Books

Monday, September 26, 2011

The world is my editor.

For those of you who have not discovered Miracle Jones, he is an incredibly prolific and talented fiction writer who confines his writing to blogs and e-books. I sent him an email praising his two novels, Sharing and Shifting, both available on Smashwords (the first one is free). He replied graciously and wrote the phrase I have used as the title for this entry.

And it got me to thinking.

Although a carefully prepared, edited, proofread, and typeset book is to be greatly desired, most printed books have at least a few typos or other errors.  Maybe there are sentences that would have been better had they been shaped a little differently, or descriptions that just miss their mark. I was once asked on a radio show in Jacksonville if there was a time in the writing process when I knew when a poem was finished. I replied that I hoped it was finished after each edit, but knew that it was not. The radio show was in conjunction with a reading tour I was doing with Jean Monahan--our first books of poetry came out at virtually the same time and from the same press.

In the years that have elapsed since that radio show, I put my own book from that tour--The Secret Life of Moles--on Smashwords and Amazon as an e-book. But because the original book file was lost, I had to retype the entire thing and, you guessed it, I made well over a hundred changes to a book that had been gone over with a fine sieve when it was first published. Is it a better book now? I think it is, but there are two schools of thought here.

When Thomas Pynchon decided to publish his early stories, he made the conscious decision to publish them exactly as they looked in the original magazines in which they appeared. He thought that, although he might have been able to polish them up, a revised story would not have been true to the spirit of the young Tom. It's also possible that he was just lazy and didn't want to fool with them. On the other hand, Henry James insisted on revising his entire oeuvre for what is known as his New York Edition. Unfortunately, by the time Henry decided to do this, his use of language had developed to such a degree that his earlier books became verbose and overly complicated. Few people read the New York Edition, but for that matter, few people read Pynchon's Slow Learner, either.

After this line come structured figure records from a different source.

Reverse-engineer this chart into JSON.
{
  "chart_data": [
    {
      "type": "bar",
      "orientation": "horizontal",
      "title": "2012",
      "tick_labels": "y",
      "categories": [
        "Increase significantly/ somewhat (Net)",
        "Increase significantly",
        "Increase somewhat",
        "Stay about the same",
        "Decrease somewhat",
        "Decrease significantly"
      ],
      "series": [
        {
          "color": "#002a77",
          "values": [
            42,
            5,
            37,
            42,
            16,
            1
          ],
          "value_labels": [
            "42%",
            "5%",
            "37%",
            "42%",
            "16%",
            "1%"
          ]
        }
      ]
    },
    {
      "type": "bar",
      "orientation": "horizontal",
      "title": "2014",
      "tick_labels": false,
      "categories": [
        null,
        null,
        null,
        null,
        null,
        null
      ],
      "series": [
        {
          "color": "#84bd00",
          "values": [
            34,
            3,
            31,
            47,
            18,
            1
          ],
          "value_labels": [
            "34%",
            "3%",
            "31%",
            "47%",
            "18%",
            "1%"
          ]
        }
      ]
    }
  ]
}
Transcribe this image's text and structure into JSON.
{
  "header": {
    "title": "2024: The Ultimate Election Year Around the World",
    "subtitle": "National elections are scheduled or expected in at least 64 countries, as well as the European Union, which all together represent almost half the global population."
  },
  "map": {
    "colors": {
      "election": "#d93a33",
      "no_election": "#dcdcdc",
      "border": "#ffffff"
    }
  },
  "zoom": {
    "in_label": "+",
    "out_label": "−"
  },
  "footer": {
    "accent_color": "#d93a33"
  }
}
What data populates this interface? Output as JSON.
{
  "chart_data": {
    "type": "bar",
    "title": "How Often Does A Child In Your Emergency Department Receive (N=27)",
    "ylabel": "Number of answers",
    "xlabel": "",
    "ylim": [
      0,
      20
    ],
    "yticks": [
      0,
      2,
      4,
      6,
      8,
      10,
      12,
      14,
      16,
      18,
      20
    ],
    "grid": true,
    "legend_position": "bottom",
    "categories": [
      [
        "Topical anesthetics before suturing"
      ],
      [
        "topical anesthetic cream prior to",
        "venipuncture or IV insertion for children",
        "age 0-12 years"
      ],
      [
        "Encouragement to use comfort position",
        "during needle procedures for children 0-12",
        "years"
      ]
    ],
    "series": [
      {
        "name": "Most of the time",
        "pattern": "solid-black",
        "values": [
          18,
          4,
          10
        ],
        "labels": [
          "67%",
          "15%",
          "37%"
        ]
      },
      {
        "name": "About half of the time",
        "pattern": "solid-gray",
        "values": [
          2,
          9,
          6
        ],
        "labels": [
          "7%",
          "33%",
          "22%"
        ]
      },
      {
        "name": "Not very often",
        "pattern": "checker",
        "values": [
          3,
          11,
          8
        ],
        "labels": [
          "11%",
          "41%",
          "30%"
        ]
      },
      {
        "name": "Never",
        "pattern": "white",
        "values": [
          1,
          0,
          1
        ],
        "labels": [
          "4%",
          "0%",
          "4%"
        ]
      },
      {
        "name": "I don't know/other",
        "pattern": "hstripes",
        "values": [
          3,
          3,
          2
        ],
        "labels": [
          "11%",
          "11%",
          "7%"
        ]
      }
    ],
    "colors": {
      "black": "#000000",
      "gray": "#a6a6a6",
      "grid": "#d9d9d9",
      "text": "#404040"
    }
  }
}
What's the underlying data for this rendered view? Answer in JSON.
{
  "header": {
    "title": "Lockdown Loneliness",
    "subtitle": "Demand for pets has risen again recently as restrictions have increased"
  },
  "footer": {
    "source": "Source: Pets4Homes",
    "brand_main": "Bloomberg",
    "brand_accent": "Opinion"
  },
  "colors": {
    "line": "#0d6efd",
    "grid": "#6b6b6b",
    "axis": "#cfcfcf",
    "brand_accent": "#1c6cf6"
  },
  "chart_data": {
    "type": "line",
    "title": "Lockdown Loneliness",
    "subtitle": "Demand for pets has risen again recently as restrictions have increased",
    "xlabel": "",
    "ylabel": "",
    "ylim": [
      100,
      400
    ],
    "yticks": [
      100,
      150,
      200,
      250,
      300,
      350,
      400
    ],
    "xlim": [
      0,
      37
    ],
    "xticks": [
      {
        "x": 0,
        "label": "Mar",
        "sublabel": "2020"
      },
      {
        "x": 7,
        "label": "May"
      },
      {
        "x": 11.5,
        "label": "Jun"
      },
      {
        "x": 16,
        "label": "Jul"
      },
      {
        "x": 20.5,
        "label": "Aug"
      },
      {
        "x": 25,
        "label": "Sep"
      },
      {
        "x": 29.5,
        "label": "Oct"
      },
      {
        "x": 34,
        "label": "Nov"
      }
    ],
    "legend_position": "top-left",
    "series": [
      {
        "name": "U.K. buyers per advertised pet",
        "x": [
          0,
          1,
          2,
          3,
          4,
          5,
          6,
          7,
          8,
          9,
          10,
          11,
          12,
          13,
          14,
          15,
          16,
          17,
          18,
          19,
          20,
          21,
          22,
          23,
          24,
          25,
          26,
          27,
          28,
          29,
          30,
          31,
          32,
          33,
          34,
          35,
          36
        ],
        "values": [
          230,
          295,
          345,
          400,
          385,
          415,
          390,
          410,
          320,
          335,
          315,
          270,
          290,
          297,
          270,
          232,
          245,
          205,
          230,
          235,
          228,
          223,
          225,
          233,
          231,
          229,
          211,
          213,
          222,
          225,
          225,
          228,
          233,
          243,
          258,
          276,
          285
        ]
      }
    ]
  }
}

With the advent of the e-book, however, maybe there can be a time when a work is finally finished. Think what would have happened if Henry James had put his New York Edition revisions out as e-books before they were actually put in print. Would the screams of the purists have changed his mind about the total overhaul? And would Thomas Pynchon have spruced up some of the language in Slow Learner? We can only hope.

For probably the first time in history, readers have easy access to authors through their blogs, websites, or social networks. If you buy an e-book on Smashwords, you have the right to review it on their site--another way of communicating with the author. Authors are rarely their own best editors, but by bypassing the megapublishers, writers are also missing out on the real talents of some of today's editors and proofreaders--the difference in professionalism between most of the e-book originals I have read and most books by the large print publishers is obvious and for e-book literature to thrive and grow, this must change.

That's where the world comes in. And I'll invite you right now--if you find anything wrong with my own books, shoot me an email. If I agree, I'll fix it with thanks. Remember that, unlike Amazon, once you buy a book on Smashwords, it is yours forever, in any format (another phrase from Miracle Jones, this time from his nonfiction blog). That goes for revisions, too.